# Coursera Capstone - New Business Location Advisor

## Introduction and Business Problem

This project will provide advice to entrepreneurs who are considering opening a small business in the Greater Toronto Area (GTA). Specifically, it will attempt to identify neighbourhoods where the demand for the type of business they are considering may be the highest.

The approach will be to obtain data regarding the mix of businesses already established in each GTA neighbourhood. The entrepreneur will provide the type of business under consideration. Then each GTA neighbourhood will be compared against similar neighbourhoods in the city to see if there is currently an undersupply or oversupply of that business type in the neighbourhood.

It is important that the comparison be done against similar neighbourhoods and not against city-wide averages in order to take into account the diversity of Toronto neighbourhoods which is reflected in the mix of businesses they provide.

The results will be plotted on a street map of the city, allowing the entrepreneur to easily identify the neighbourhoods with the greatest undersupply and therefore those where demand for their new business is likely to be the greatest.

## Data

The data requirements of the project are:
- the geographical boundaries and identifying information for neighbourhoods in the GTA.
- data describing the businesses in each neighbourhood according to type, price range, and possibly other characteristics.

### Neighbourhoods

The idea of a 'neighbourhood' can be defined in various ways. For the purposes of this project, we will use postal codes. The first three characters of a Canadian postal code define a 'forward sortation area' (FSA), which is the final location from which mail is dispatched for delivery. Because Toronto has a large number of natural boundaries - rivers, ravines, parklands as well as the usual man-made barriers like major throroughfares, these generally provide a good correspondence to what Torontonians think of as 'neighbourhoods'. The FSA's in the GTA number approximately 100 which results in reasonably-sized neighbourhoods - not too large or too small.

Although the boundaries between forward sortation areas do often run along major thoroughfares, it can be noted by sampling google maps that for practical reasons, all of the addresses on a given major street are usually placed in the same FSA. This is good for our purposes as well, as it would be rather artificial to consider the businesses on one side of a major street to be in a different 'neighbourhood' from those on the other side.

Use of postal codes to define neighbourhoods provide the following additional benefits:
- the postal code for a business is readily available, and although occasionally it may be an off-site mailing address, it normally corresponds with the business's geographical location.
- the postal codes can be used directly to assign a business to a neighbourhood, so we do not need to rely on imprecise 'proximity to the neighbourhood center', or complicated geocode polygon testing to assign businesses to neighbourhoods based on their latitude and longitude.
- geographical data is available from Statistics Canada that precisely defines the boundaries of each FSA, allowing the neighbourhoods to be accurately depicted on a choropleth map.
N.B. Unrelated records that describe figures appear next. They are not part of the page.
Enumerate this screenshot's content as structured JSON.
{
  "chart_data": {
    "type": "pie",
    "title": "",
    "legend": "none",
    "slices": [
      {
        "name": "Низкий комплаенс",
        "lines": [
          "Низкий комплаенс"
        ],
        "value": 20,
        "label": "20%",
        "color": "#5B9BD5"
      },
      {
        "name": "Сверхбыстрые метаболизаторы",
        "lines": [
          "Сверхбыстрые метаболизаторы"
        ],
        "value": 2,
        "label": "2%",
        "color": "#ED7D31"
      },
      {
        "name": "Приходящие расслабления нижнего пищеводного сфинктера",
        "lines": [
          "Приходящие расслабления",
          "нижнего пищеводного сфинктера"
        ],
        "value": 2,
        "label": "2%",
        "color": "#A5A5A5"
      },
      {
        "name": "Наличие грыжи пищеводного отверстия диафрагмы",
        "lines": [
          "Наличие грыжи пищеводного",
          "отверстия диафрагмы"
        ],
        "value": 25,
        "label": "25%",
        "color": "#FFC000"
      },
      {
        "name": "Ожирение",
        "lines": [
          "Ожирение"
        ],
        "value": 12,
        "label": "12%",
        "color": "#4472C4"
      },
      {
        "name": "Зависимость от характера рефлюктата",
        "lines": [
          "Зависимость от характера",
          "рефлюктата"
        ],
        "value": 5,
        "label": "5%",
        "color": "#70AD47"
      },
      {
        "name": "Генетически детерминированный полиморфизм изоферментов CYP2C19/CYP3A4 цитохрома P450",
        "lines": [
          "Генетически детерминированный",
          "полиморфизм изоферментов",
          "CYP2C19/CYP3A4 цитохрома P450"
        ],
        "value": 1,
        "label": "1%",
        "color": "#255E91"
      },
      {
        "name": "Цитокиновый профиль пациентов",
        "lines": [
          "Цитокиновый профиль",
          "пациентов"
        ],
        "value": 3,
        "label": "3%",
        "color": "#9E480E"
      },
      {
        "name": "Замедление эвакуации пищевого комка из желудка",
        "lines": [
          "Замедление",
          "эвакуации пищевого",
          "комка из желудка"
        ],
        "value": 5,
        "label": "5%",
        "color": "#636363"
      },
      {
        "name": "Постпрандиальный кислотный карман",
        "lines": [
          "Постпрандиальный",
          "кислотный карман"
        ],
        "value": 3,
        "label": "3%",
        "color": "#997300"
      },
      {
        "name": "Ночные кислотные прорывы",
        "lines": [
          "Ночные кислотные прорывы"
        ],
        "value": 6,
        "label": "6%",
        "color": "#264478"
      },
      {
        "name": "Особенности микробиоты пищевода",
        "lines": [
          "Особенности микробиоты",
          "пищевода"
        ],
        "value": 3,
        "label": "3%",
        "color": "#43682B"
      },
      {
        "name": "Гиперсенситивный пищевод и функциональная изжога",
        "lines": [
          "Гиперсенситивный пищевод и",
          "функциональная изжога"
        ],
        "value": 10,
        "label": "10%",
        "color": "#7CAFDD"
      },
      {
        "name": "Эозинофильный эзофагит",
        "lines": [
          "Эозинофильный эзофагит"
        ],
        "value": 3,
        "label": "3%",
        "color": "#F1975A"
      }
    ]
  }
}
There are a few FSA's which do not correspond with neighbourhoods - some are processing centers and others are 'Stations' used for business reply mail. We will exclude these from our neighbourhoods. Also, a few of Toronto's office towers, as well as the 'Toronto Underground' have their own FSA's. We will consider these to be a part of the geographical neighbourhood where they are located.

We will use three sources to define and identify the neighbourhoods:
- the Wikipedia page at https://en.wikipedia.org/wiki/List_of_postal_codes_of_Canada:_M contains a list of forward sortation areas and the name of the borough and neighbourhood(s) they correspond to. The HTML can be scraped to get identifying information for each FSA that is more human-friendly than the 3-character FSA codes.
- we will use the ArcGIS site at https://www.arcgis.com/ to get the location of each FSA. This information will be used to place markers into the neighbourhoods.
- we will use the FSA geodata available at https://www150.statcan.gc.ca/n1/en/catalogue/92-179-X to enable us to plot the boundaries of each FSA on a choropleth map.

### Business Information

Although the course suggests obtaining business data from FourSquare, I found this to be unsatisfactory for a few reasons:
- the venue data includes a lot of locations that one would not really consider 'businesses', as well 'events' that are not really even 'venues'.
- postal code information is available for only about 75% of the venues.
- since the data is customer-sourced it is likely to be biased towards neighbourhoods and venues that are frequented by a specific 'highly connected' demographic.

For our use case involving small businesses, use of Yelp seems a better choice. It has virtually complete postal code information, and is specifically targeted to cover local businessses. The free account API limits are much smaller than FourSquare's, but manageable. It also has 'price range' information which I feel is critical. Like most other cities, Toroonto neighbourhoods tend to have residents that share a common income level, and this is an important factor in locating a business. For example, we would not want to recommend locating a high-end boutique in a lower income neighbourhood, or a thrift shop in a high income neighbourhood.